For the first time since I got married and became a mom, I slept the night alone.
My husband’s work schedule is erratic. For months now, he works on a graveyard shift or popularly known to the call center world as GY shift. On regular days, my baby and I are left alone at night so we already established special bonding like playing computer games, telling stories, and praying together before going to bed. We only sleep as a family two nights a week.
Last night was specially difficult for me as my son pleaded that he sleep over at his grandma’s house where the rest of his cousins will stay for the night. I was adamant at my decision not to allow him and I even used emotional blackmail to him saying I will be left alone if he sleep over. In the end, he won. My husband helped in convincing me and since my son really wanted to go, I reluctantly gave in.
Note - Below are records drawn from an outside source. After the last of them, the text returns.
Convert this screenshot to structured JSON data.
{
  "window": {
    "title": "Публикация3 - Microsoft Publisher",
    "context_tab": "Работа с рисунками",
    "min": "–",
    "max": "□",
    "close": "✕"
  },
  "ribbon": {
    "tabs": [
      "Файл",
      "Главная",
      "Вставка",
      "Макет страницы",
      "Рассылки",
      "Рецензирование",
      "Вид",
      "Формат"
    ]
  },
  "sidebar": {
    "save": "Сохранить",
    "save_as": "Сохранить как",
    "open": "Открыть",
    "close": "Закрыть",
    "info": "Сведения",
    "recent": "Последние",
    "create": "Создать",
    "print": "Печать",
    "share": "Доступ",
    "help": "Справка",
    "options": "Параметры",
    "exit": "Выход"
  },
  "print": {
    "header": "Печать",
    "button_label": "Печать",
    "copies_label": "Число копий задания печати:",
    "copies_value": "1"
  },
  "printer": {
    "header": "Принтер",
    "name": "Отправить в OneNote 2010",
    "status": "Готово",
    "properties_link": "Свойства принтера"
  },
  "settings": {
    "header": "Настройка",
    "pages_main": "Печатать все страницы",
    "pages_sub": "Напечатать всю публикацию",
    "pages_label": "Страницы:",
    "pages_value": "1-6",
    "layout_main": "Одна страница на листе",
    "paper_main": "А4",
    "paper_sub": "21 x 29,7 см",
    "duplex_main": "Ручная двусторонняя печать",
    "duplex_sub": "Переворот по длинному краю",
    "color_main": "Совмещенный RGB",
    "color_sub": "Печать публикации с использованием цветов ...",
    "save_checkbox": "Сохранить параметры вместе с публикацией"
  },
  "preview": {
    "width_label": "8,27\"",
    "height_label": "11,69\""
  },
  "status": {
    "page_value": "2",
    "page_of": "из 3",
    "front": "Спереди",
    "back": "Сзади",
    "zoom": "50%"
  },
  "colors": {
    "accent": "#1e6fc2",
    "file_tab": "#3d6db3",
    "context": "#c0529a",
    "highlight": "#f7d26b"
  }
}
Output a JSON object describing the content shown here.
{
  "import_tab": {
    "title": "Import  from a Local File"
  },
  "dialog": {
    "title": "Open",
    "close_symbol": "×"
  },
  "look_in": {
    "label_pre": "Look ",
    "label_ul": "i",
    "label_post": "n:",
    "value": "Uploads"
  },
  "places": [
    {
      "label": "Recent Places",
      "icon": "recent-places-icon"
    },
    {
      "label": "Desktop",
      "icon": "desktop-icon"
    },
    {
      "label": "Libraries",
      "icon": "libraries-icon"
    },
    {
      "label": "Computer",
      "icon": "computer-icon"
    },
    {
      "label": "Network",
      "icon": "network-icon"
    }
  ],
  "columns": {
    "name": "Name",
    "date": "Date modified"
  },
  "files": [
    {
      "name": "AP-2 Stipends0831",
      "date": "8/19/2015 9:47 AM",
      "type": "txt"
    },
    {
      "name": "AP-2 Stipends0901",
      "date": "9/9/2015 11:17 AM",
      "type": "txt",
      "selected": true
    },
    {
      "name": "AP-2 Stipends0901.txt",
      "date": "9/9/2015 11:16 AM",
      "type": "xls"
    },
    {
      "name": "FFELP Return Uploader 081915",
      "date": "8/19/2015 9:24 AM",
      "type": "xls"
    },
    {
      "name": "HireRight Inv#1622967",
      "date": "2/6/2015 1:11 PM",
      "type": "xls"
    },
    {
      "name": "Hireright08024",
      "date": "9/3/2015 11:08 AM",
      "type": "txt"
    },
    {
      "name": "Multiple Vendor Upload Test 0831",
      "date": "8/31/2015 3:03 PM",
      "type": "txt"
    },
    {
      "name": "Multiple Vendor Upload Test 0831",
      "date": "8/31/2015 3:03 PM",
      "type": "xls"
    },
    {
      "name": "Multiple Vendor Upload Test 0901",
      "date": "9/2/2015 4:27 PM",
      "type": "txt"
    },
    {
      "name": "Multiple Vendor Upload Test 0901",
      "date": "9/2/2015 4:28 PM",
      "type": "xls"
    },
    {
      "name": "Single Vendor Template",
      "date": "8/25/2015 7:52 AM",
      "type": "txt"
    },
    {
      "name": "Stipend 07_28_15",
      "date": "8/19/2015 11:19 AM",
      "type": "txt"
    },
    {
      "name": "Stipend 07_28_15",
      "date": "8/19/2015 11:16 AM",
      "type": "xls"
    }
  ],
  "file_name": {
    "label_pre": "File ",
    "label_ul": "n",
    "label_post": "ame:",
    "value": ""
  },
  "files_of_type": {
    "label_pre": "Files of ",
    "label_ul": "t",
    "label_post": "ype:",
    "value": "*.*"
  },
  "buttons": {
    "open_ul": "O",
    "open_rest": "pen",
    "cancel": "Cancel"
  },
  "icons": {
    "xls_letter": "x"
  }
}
I never thought it would be too difficult sleeping alone. I wanted to call my husband and my baby in the middle of the night to tell them how lonely I was but I stopped myself thinking I’d disturb them. Thank goodness there’s Internet and plants vs zombies or PVZ, my current favorite computer game, I survived the night but slept barely. No wonder I look like a zombie in the morning needing the best anti wrinkle eye creams in the market to look alive and my age. I felt my eye bag was bigger than my small eyes.
Imagine, just a night without my son and I already feel like the world is crumbling down. What more if he’s hold enough to get married, I can’t bear that thought. Parents!